Limitations of E-Graph Intersection
1  E-Graphs
2  E-Graphs and Proofs
3  E-Graph Union
4  E-Graph Intersection
5  Runtime Analysis
8.5

Limitations of E-Graph Intersection

This post took me a couple tries to get right! My original post claimed that I had a correct implementation of egraph intersection (which I now know is impossible).

1  E-Graphs

E-Graphs are a data structure for representing equalities between terms efficiently. This post assumes you know what an e-graph is, so here’s a great post about them.

2  E-Graphs and Proofs

E-Graph implementations (including egg) typically provide a way to generate a proof certificate for why two terms are equal. For example, the e-graph may know a + b is equal to b + a using an identity x + y = y + x. The proof would say it used the identity to infer the specific terms a + b and b + a are equal. Each particular use of the rule results in an equality like a + b = b + a. You can think of a proof certificate as a set of equalities on specific terms E = \{ T_1 = T_2, T_3 = T_4, ... \}.

E-Graphs compute the congruence closure over terms:

Thm1: If you insert a set of equalities E into the e-graph, then it will say two terms T_i and T_j are equal iff there is a valid proof between them (potentially using congruence).

We can also do the reverse: given an e-graph, we can extract back out the set of equalities that generate the e-graph. There are multiple choices for this set of equalities, but the simplest choice is the terms originally inserted into the e-graph either directly or by axiom instantiations.

3  E-Graph Union

Let’s write the union of two e-graph E_1 \cup E_2 = E_3. Intuitively, E_3 should represent terms who are equal due to a combination of facts from E_1 and E_2. More formally, any two terms T_1 and T_2 should be equal in E_3 iff there is a valid proof that they are equal involving only facts from E_1 and E_2.

There’s a simple algorithm to union e-graphs, and it relies on the set of equations that originally generated the e-graph \{ T_1 = T_2, T_3 = T_4, ... \}. First, make a new e-graph E_3. Now assert every equality T_i = T_j from E_1 in E_3. Similarly, assert every equality T_k = T_m from E_2 in E_3. Do this by adding the two terms to E_3 and unioning them in the e-graph.

Here’s some rust code that does it for egg (though it’s not merged into main yet):

By our Thm1, this new e-graph will tell you when two terms are equal because of a combination of facts from each e-graph.

4  E-Graph Intersection

Ideally, we would want the intersection of two e-graphs to represent all equalities that are true in both e-graphs. Unfortunately, there’s no way to guarantee this with a finite e-graph, as shown in this paper. Take for example E_1 = \{ a = b \} and E_2 = \{f(a) = a, f(b) = b, g(a) = g(b)\}. The e-graphs look like this:

The intersection of E_1 and E_2 is the infinite set E_3 = \{ g(f^n(a)) = g(f^n(b)) | n \geq 1\}. However, this isn’t finitely representable in the e-graph because it can no longer rely on the cycle f(a) = a. If we tried, we would end up with terms f(f(a)) = g(f(b)), g(f(f(a))) = g(f(f(b))), and so on in the egraph. In fact, egraph intersection is easy to implement in egglog. Here I’ve implemented this example and shown that the resulting intersected egraph does, in fact, grow each iteration finding these equalities.

Since computing the intersection is infeasible, the e-graph intersection paper mentioned above calculates it for a set of important terms I. The intersection can be calculated simply by checking every possible pair of equalities between terms in I. In fact, the optimal algorithm for computing the intersection is still quadratic in the size of I

Instead of doing all pairs in a set I, you can perserve a set of particular equalities between terms instead.
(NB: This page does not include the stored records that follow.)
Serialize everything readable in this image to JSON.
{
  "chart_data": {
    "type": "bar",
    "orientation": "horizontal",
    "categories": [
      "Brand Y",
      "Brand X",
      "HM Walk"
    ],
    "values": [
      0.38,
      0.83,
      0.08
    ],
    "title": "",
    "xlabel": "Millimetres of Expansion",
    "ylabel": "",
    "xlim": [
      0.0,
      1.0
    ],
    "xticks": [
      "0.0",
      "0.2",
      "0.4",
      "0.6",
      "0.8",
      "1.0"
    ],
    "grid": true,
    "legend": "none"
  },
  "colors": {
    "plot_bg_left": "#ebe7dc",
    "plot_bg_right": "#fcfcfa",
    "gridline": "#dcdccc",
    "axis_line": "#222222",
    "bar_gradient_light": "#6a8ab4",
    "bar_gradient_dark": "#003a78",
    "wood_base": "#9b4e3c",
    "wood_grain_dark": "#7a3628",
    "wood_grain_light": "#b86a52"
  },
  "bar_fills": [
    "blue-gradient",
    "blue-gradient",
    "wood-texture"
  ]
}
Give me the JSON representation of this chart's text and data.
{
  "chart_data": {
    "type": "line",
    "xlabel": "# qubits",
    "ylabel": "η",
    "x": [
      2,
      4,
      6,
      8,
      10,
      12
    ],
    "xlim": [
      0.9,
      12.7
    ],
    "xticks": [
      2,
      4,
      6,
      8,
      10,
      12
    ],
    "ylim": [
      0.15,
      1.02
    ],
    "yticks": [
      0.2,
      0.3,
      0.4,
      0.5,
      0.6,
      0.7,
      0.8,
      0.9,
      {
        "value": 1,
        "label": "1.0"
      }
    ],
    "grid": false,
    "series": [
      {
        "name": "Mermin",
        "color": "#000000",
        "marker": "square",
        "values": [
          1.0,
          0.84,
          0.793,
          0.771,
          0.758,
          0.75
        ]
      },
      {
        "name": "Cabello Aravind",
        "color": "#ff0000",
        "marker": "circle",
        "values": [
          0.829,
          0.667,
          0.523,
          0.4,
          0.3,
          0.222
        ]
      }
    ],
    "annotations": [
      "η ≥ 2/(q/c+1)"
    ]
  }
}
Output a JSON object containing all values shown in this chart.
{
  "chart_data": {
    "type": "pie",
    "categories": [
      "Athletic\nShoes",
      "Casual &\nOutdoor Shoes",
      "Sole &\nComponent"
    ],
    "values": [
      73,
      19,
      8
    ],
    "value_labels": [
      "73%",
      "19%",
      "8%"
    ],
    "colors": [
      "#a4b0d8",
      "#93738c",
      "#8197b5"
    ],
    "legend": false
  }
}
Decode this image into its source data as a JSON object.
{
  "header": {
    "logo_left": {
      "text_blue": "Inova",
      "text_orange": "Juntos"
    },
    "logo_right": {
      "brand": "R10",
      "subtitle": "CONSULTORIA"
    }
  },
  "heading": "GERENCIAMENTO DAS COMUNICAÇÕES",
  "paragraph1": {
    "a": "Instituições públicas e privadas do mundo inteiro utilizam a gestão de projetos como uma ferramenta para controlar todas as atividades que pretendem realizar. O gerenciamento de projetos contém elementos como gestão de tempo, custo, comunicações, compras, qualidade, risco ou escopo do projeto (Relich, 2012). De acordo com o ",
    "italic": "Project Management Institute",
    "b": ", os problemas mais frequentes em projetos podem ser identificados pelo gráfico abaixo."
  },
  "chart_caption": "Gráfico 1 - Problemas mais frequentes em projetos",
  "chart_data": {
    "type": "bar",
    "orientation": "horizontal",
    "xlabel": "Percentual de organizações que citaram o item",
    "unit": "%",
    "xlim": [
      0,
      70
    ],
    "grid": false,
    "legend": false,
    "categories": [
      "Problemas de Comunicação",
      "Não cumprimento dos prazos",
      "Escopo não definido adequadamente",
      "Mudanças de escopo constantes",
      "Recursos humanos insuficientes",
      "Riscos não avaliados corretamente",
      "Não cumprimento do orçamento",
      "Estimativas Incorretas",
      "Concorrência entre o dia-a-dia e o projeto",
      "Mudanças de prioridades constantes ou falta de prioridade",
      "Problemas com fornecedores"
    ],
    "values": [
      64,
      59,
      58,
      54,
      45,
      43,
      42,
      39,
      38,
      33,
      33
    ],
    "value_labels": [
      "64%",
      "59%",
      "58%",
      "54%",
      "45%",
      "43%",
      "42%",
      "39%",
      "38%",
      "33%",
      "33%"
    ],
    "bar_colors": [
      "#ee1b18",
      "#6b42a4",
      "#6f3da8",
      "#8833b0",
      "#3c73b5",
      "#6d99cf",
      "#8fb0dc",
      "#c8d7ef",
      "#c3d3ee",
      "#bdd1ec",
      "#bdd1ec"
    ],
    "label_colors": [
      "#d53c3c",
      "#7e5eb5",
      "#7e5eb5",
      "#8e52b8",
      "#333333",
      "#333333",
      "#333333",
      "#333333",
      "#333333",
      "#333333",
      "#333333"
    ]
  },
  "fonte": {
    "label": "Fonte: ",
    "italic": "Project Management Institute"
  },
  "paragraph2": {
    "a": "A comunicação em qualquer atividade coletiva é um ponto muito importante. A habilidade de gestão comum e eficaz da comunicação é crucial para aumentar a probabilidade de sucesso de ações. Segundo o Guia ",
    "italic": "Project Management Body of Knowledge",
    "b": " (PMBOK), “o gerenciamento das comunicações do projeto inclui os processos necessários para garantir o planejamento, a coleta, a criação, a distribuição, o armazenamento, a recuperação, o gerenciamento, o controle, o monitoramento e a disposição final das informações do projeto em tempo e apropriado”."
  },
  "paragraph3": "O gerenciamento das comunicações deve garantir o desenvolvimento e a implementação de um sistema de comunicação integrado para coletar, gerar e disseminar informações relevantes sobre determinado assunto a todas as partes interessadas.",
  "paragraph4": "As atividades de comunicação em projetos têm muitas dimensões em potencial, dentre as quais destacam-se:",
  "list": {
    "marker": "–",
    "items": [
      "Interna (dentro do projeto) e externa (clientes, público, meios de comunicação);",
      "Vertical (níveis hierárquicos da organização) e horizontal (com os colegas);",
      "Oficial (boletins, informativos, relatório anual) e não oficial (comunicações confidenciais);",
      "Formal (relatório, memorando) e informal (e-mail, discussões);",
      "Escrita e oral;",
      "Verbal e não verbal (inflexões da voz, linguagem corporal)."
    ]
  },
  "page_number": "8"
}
A good choice for equalities to preserve are the original terms that generated the egraphs E_1 and E_2. That way, proofs involving only equalities shared by both egraphs are preserved, which is a weak but potentially useful property. Here’s some code that performs this version:

Note that in the code above, we need to maintain congruence closure in the second e-graph by calling the rebuild function. It’s crucial so that we can query it for which equalities are true.

5  Runtime Analysis

If we assume that all the equalities in E_1 and E_2 are bounded in size by some constant, then the overall runtime of these union and intersection algorithms is O(n \log{n}), the run time of maintaining congruence closure for n equalities (see this paper). We can, however, get a faster implementation by carefully tracking the new identities of sub-terms in our target e-graph. This saves us the additional cost of copying the same sub-terms over to the new e-graph each time.